By facts (1) and (2), the commutator subgroup of ${\displaystyle GL_{n}(k)}$ contains ${\displaystyle SL_{n}(k)}$. On the other hand, ${\displaystyle Sl_{n}(k)}$ is the kernel of a homomorphism from ${\displaystyle Gl_{n}(k)}$ to the multiplicative group of ${\displaystyle k}$, which is Abelian.

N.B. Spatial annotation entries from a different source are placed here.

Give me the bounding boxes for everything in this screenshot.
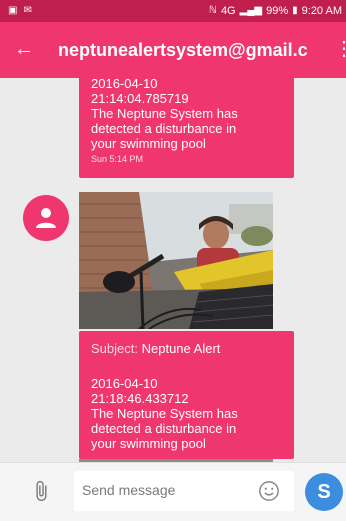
pool-camera-photo[interactable]: [79, 192, 273, 329]
subject-label: Subject:: [91, 341, 138, 356]
status-bar: ▣ ✉ ℕ 4G ▂▄▆ 99% ▮ 9:20 AM: [0, 0, 346, 22]
conversation-title: neptunealertsystem@gmail.c: [58, 40, 308, 60]
clock: 9:20 AM: [301, 5, 342, 17]
image-notification-icon: ▣: [8, 5, 18, 16]
message-text: 2016-04-10 21:18:46.433712 The Neptune S…: [91, 376, 238, 451]
message-list[interactable]: 2016-04-10 21:14:04.785719 The Neptune S…: [0, 78, 346, 462]
more-vert-icon[interactable]: ⋮: [334, 36, 346, 61]
message-bubble[interactable]: 2016-04-10 21:14:04.785719 The Neptune S…: [79, 78, 294, 178]
photo-image: [79, 192, 273, 329]
signal-icon: ▂▄▆: [239, 5, 263, 16]
arrow-back-icon[interactable]: ←: [14, 38, 34, 60]
compose-bar: S: [0, 462, 346, 521]
app-bar: ← neptunealertsystem@gmail.c ⋮: [0, 22, 346, 78]
paperclip-icon[interactable]: [30, 480, 52, 502]
send-button[interactable]: S: [305, 473, 343, 511]
person-icon: [36, 208, 56, 228]
mail-notification-icon: ✉: [23, 5, 32, 16]
network-type: 4G: [220, 5, 236, 17]
message-input[interactable]: [82, 482, 242, 498]
subject-value: Neptune Alert: [141, 341, 221, 356]
battery-icon: ▮: [292, 5, 298, 16]
battery-level: 99%: [266, 5, 289, 17]
message-bubble[interactable]: Subject: Neptune Alert 2016-04-10 21:18:…: [79, 331, 294, 459]
avatar[interactable]: [23, 195, 69, 241]
message-subject: Subject: Neptune Alert: [91, 341, 220, 356]
message-input-box: [74, 471, 294, 511]
message-timestamp: Sun 5:14 PM: [91, 154, 144, 164]
emoji-icon[interactable]: [258, 480, 280, 502]
nfc-icon: ℕ: [208, 5, 217, 16]
message-text: 2016-04-10 21:14:04.785719 The Neptune S…: [91, 78, 238, 151]
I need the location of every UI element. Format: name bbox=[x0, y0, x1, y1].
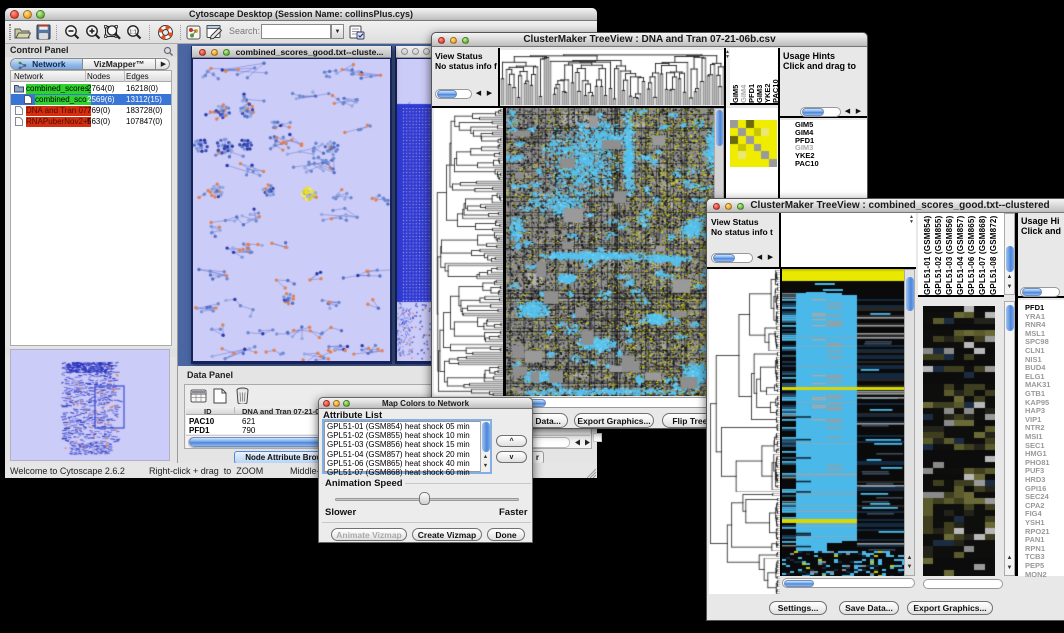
svg-text:1:1: 1:1 bbox=[129, 29, 137, 35]
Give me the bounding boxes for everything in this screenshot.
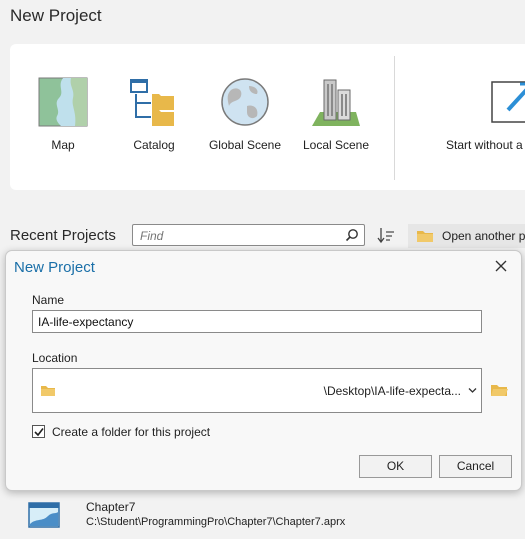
chevron-down-icon[interactable] (468, 387, 477, 394)
template-start-without[interactable]: Start without a (446, 76, 525, 152)
ok-button[interactable]: OK (359, 455, 432, 478)
location-dropdown[interactable]: \Desktop\IA-life-expecta... (32, 368, 482, 413)
close-icon[interactable] (493, 258, 509, 274)
create-folder-label: Create a folder for this project (52, 425, 211, 439)
template-gallery: Map Catalog Global Scene Local Scene Sta… (10, 44, 525, 190)
template-local-scene[interactable]: Local Scene (291, 76, 381, 152)
location-value: \Desktop\IA-life-expecta... (323, 384, 461, 398)
page-title: New Project (10, 6, 102, 25)
recent-item-path: C:\Student\ProgrammingPro\Chapter7\Chapt… (86, 516, 346, 528)
folder-icon (417, 231, 433, 242)
create-folder-checkbox[interactable] (32, 425, 45, 438)
template-label: Local Scene (302, 138, 370, 152)
template-label: Start without a (446, 138, 523, 152)
open-another-label: Open another p (442, 229, 525, 243)
recent-item-name: Chapter7 (86, 500, 136, 514)
catalog-icon (130, 79, 174, 126)
project-icon (28, 502, 60, 528)
cancel-button[interactable]: Cancel (439, 455, 512, 478)
open-another-project-button[interactable]: Open another p (408, 224, 525, 248)
start-without-template-icon (491, 81, 525, 123)
map-icon (38, 77, 88, 127)
search-icon[interactable] (345, 228, 359, 242)
template-label: Catalog (133, 138, 175, 152)
list-item[interactable]: Chapter7 C:\Student\ProgrammingPro\Chapt… (28, 498, 448, 534)
local-scene-icon (312, 79, 360, 126)
template-global-scene[interactable]: Global Scene (200, 76, 290, 152)
template-divider (394, 56, 395, 180)
new-project-dialog: New Project Name Location \Desktop\IA-li… (5, 250, 522, 491)
globe-icon (221, 78, 269, 126)
sort-icon[interactable] (376, 226, 396, 244)
template-label: Map (51, 138, 75, 152)
template-label: Global Scene (208, 138, 282, 152)
find-input[interactable] (138, 227, 347, 245)
recent-projects-title: Recent Projects (10, 227, 116, 244)
template-map[interactable]: Map (18, 76, 108, 152)
name-field[interactable] (32, 310, 482, 333)
template-catalog[interactable]: Catalog (109, 76, 199, 152)
find-box[interactable] (132, 224, 365, 246)
browse-folder-icon[interactable] (490, 383, 508, 397)
name-label: Name (32, 293, 65, 307)
folder-icon (41, 386, 55, 396)
checkmark-icon (34, 428, 44, 437)
location-label: Location (32, 351, 78, 365)
dialog-title: New Project (14, 259, 95, 276)
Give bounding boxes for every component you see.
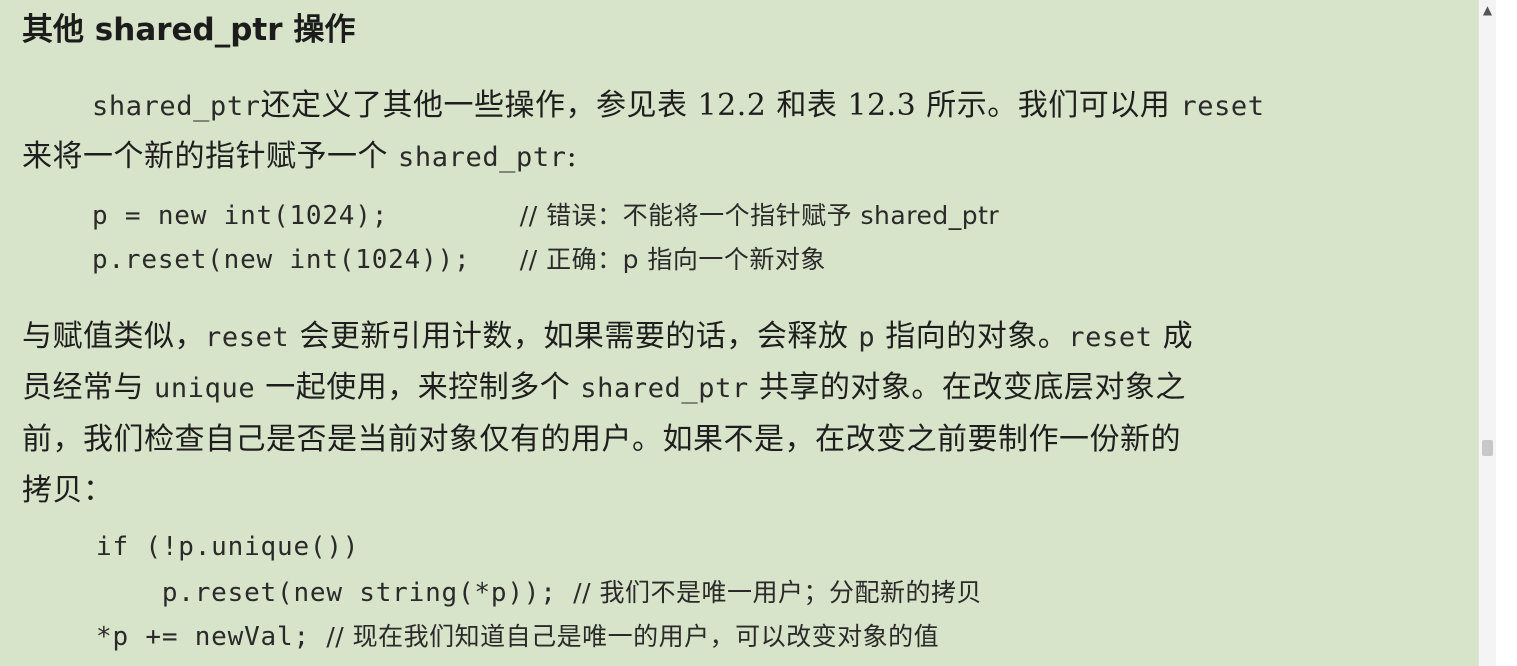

Thus, the commutator subgroup of ${\displaystyle Gl_{n}(k)}$ is contained in ${\displaystyle Sl_{n}(k)}$. Combining these facts, we get that the commutator subgroup of ${\displaystyle Gl_{n}(k)}$ equals ${\displaystyle SL_{n}(k)}$.

Further members of the lower central series

By fact (1), every elementary matrix can be expressed as the commutator between an element of ${\displaystyle GL_{n}(k)}$ and an element of ${\displaystyle SL_{n}(k)}$. Fact (2) thus yields:

${\displaystyle SL_{n}(k)\leq [GL_{n}(k),SL_{n}(k)]}$.

On the other hand, we know that the right side is contained in ${\displaystyle SL_{n}(k)}$, since ${\displaystyle SL_{n}(k)=[GL_{n}(k),GL_{n}(k)]}$. Thus, we get:

${\displaystyle SL_{n}(k)=[GL_{n}(k),GL_{n}(k)]}$.

Thus, the lower central series stabilizes at ${\displaystyle SL_{n}(k)}$.